By Jamey Dunn
After repeatedly defending Department of Corrections Director Michael Randle, Gov. Pat Quinn is now seeking his replacement and facing political fallout as another top staffer makes an exit so close to the general election.
The Chicago Tribune reported early this morning that Randle resigned. Randle took responsibility for the controversial “Meritorious Good Time Push” program, which applied “good time” credit to prisoners’ sentences as soon as they began serving them. Under the program some prisoners served as few as 11 days.
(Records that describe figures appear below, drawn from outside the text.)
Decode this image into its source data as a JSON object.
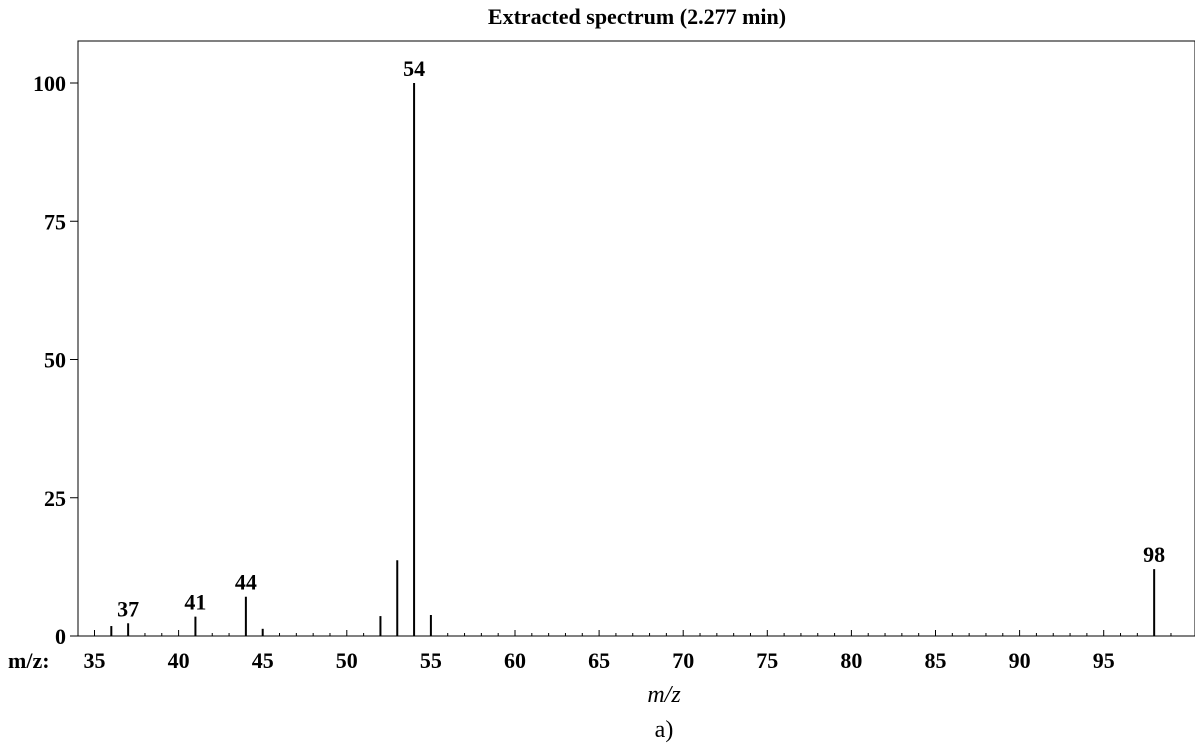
{
  "chart_data": {
    "type": "bar",
    "title": "Extracted spectrum (2.277 min)",
    "xlabel": "m/z",
    "x_axis_prefix": "m/z:",
    "ylabel": "",
    "caption": "a)",
    "xlim": [
      34,
      100
    ],
    "ylim": [
      0,
      107
    ],
    "grid": false,
    "x_ticks": [
      35,
      40,
      45,
      50,
      55,
      60,
      65,
      70,
      75,
      80,
      85,
      90,
      95
    ],
    "y_ticks": [
      0,
      25,
      50,
      75,
      100
    ],
    "peaks": [
      {
        "mz": 36,
        "intensity": 1.8
      },
      {
        "mz": 37,
        "intensity": 2.3,
        "label": "37"
      },
      {
        "mz": 41,
        "intensity": 3.5,
        "label": "41"
      },
      {
        "mz": 44,
        "intensity": 7.1,
        "label": "44"
      },
      {
        "mz": 45,
        "intensity": 1.3
      },
      {
        "mz": 52,
        "intensity": 3.6
      },
      {
        "mz": 53,
        "intensity": 13.7
      },
      {
        "mz": 54,
        "intensity": 100,
        "label": "54"
      },
      {
        "mz": 55,
        "intensity": 3.8
      },
      {
        "mz": 98,
        "intensity": 12.1,
        "label": "98"
      }
    ]
  }
}
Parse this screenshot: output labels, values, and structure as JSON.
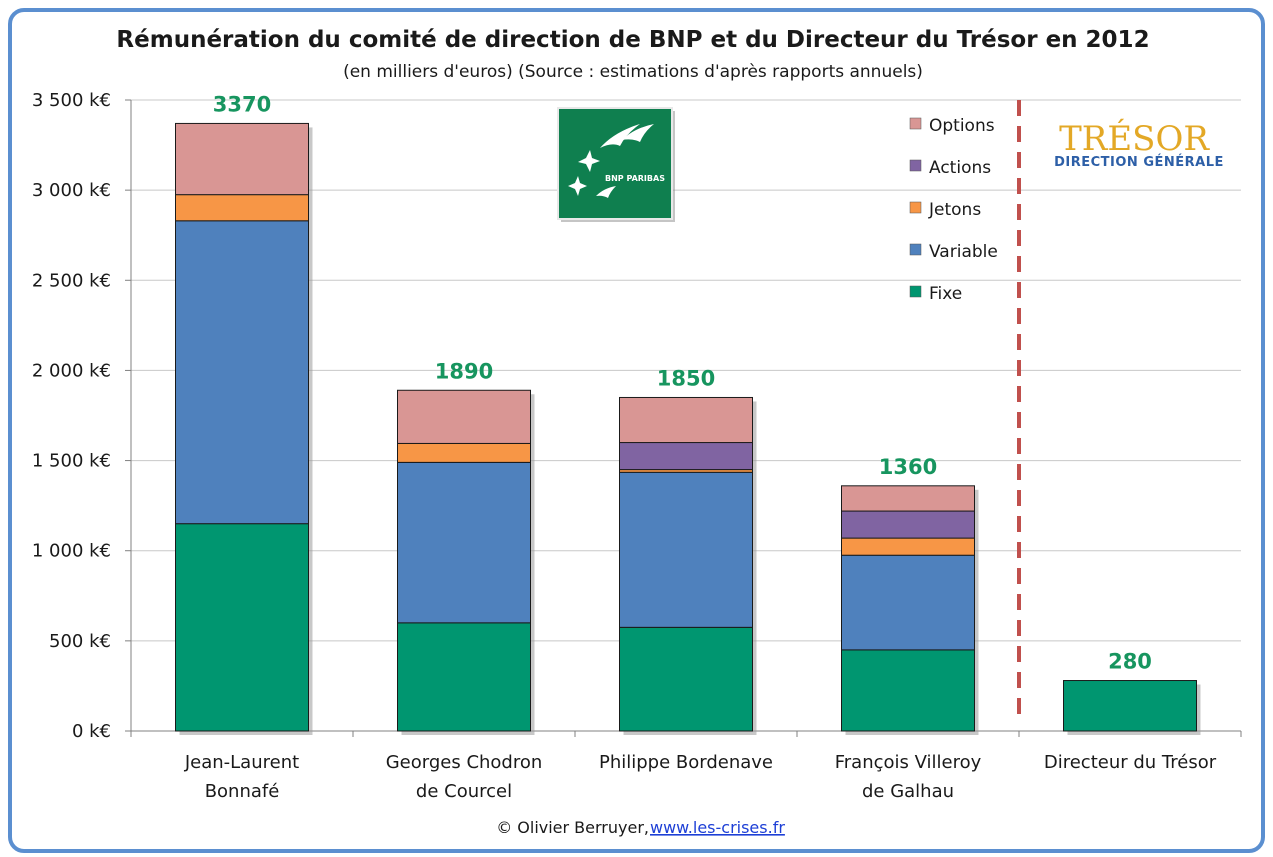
{
  "chart_data": {
    "type": "bar",
    "stacked": true,
    "title": "Rémunération du comité de direction de BNP et du Directeur du Trésor en 2012",
    "subtitle": "(en milliers d'euros) (Source : estimations d'après rapports annuels)",
    "ylim": [
      0,
      3500
    ],
    "yticks": [
      "0 k€",
      "500 k€",
      "1 000 k€",
      "1 500 k€",
      "2 000 k€",
      "2 500 k€",
      "3 000 k€",
      "3 500 k€"
    ],
    "ytick_values": [
      0,
      500,
      1000,
      1500,
      2000,
      2500,
      3000,
      3500
    ],
    "categories": [
      [
        "Jean-Laurent",
        "Bonnafé"
      ],
      [
        "Georges Chodron",
        "de Courcel"
      ],
      [
        "Philippe Bordenave"
      ],
      [
        "François Villeroy",
        "de Galhau"
      ],
      [
        "Directeur du Trésor"
      ]
    ],
    "series": [
      {
        "name": "Fixe",
        "color": "#009670",
        "values": [
          1150,
          600,
          575,
          450,
          280
        ]
      },
      {
        "name": "Variable",
        "color": "#4f81bd",
        "values": [
          1680,
          890,
          860,
          525,
          0
        ]
      },
      {
        "name": "Jetons",
        "color": "#f79646",
        "values": [
          145,
          105,
          15,
          95,
          0
        ]
      },
      {
        "name": "Actions",
        "color": "#8064a2",
        "values": [
          0,
          0,
          150,
          150,
          0
        ]
      },
      {
        "name": "Options",
        "color": "#d99694",
        "values": [
          395,
          295,
          250,
          140,
          0
        ]
      }
    ],
    "totals": [
      "3370",
      "1890",
      "1850",
      "1360",
      "280"
    ],
    "legend_position": "top-right",
    "grid": true,
    "separator_after_category": 4
  },
  "logos": {
    "bnp": {
      "text": "BNP PARIBAS",
      "icon": "stars-birds-icon"
    },
    "tresor": {
      "big": "TRÉSOR",
      "small": "DIRECTION GÉNÉRALE"
    }
  },
  "footer": {
    "credit": "© Olivier Berruyer,",
    "link": "www.les-crises.fr"
  }
}
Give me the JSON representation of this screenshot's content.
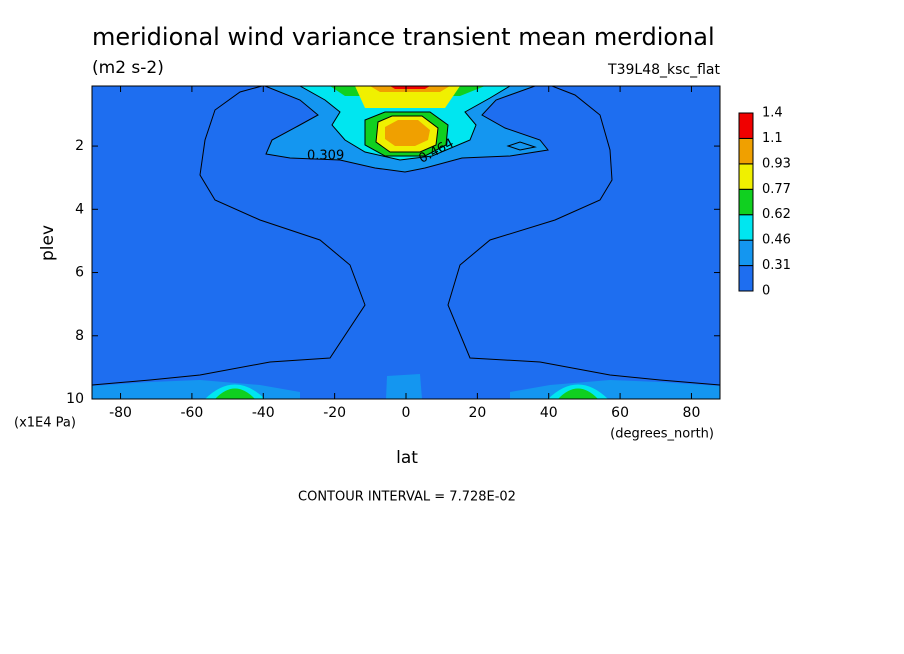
{
  "chart_data": {
    "type": "contour",
    "title": "meridional wind variance transient mean merdional",
    "units": "(m2 s-2)",
    "experiment": "T39L48_ksc_flat",
    "xlabel": "lat",
    "xunits": "(degrees_north)",
    "ylabel": "plev",
    "yunits": "(x1E4 Pa)",
    "xlim": [
      -88,
      88
    ],
    "xticks": [
      -80,
      -60,
      -40,
      -20,
      0,
      20,
      40,
      60,
      80
    ],
    "ylim": [
      10,
      0.1
    ],
    "yticks": [
      2,
      4,
      6,
      8,
      10
    ],
    "levels": [
      0,
      0.31,
      0.46,
      0.62,
      0.77,
      0.93,
      1.1,
      1.4
    ],
    "colors": [
      "#1e6ef0",
      "#1496f0",
      "#00e6f0",
      "#10d020",
      "#f0f000",
      "#f0a000",
      "#f00000"
    ],
    "contour_labels": [
      0.309,
      0.464
    ],
    "footer": "CONTOUR INTERVAL = 7.728E-02"
  }
}
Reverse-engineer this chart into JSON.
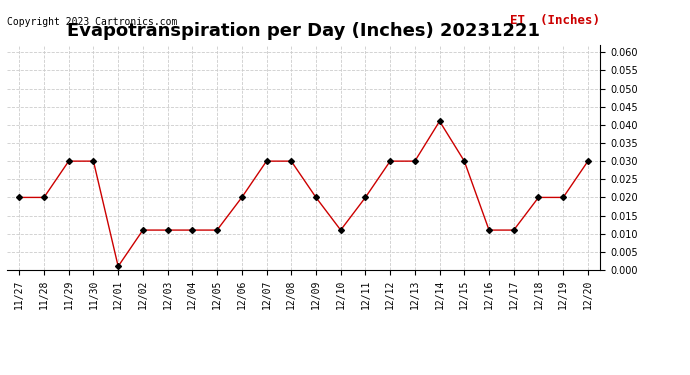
{
  "title": "Evapotranspiration per Day (Inches) 20231221",
  "copyright_text": "Copyright 2023 Cartronics.com",
  "legend_label": "ET  (Inches)",
  "dates": [
    "11/27",
    "11/28",
    "11/29",
    "11/30",
    "12/01",
    "12/02",
    "12/03",
    "12/04",
    "12/05",
    "12/06",
    "12/07",
    "12/08",
    "12/09",
    "12/10",
    "12/11",
    "12/12",
    "12/13",
    "12/14",
    "12/15",
    "12/16",
    "12/17",
    "12/18",
    "12/19",
    "12/20"
  ],
  "values": [
    0.02,
    0.02,
    0.03,
    0.03,
    0.001,
    0.011,
    0.011,
    0.011,
    0.011,
    0.02,
    0.03,
    0.03,
    0.02,
    0.011,
    0.02,
    0.03,
    0.03,
    0.041,
    0.03,
    0.011,
    0.011,
    0.02,
    0.02,
    0.03
  ],
  "line_color": "#cc0000",
  "marker_color": "#000000",
  "background_color": "#ffffff",
  "grid_color": "#cccccc",
  "title_fontsize": 13,
  "copyright_fontsize": 7,
  "legend_fontsize": 9,
  "tick_fontsize": 7,
  "ylim": [
    0.0,
    0.062
  ],
  "yticks": [
    0.0,
    0.005,
    0.01,
    0.015,
    0.02,
    0.025,
    0.03,
    0.035,
    0.04,
    0.045,
    0.05,
    0.055,
    0.06
  ]
}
The department previously had a longstanding policy that required prisoners to serve at least 61 days before they could receive discretionary early release credit.
“I have accepted the resignation of Illinois Department of Corrections Director Michael Randle, effective September 17. I appreciate Director Randle’s dedicated service to the state of Illinois during these challenging times and will name his replacement shortly," Quinn said in a written statement.
Quinn has said Randle went against his orders by releasing some violent offenders early but defended him while many called for Randle to be fired. “The man made a mistake. He is a nationally recognized expert, and he’s done a number of good things with respect to running our prisons. This is not any easy job,” Quinn said.
Randle said he implemented the program to make required budget cuts. “MGT Push” resulted in 1,745 inmates being released before the usual 61 days. On average, they served 36 fewer days than they would have under 61-day policy. The DoC estimated that “MGT Push” could save $3.4 million annually.
Randle is leaving in the wake of several other high profile departures from the Quinn administration, such as former Chief of Staff Jerry Stermer and former Communications Director Bob Reed.
“There has been quite an exodus,” says Mike Lawrence, former director of the Paul Simon Public Policy institute. “I think [Randle’s resignation] opens [Quinn] up to continuing attacks regarding his management of government.”
He says that plays into the narrative that Quinn is having trouble keeping things under control in his administration. “There’s a feeling that Quinn is not on top of things. He’s been accused of being a micro manager and managerially inconsistent.”
Lawrence, who was also a spokesman for former Republican Gov. Jim Edgar, says he think Randle may have been motivated to leave because he could have potentially been on the chopping block. “He probably saw the writing on the wall. If [Sen. Bill] Brady wins [the governor’s race] I think it’s a good bet Randle would have been gone. And Quinn might have let him go after the campaign.”
He thinks there is a good chance that Randle’s replacement will be promoted from with in the Department of Corrections. “[Quinn] did move some of his people into the department, and maybe he will go with them between now and November … and see what happens in the election.”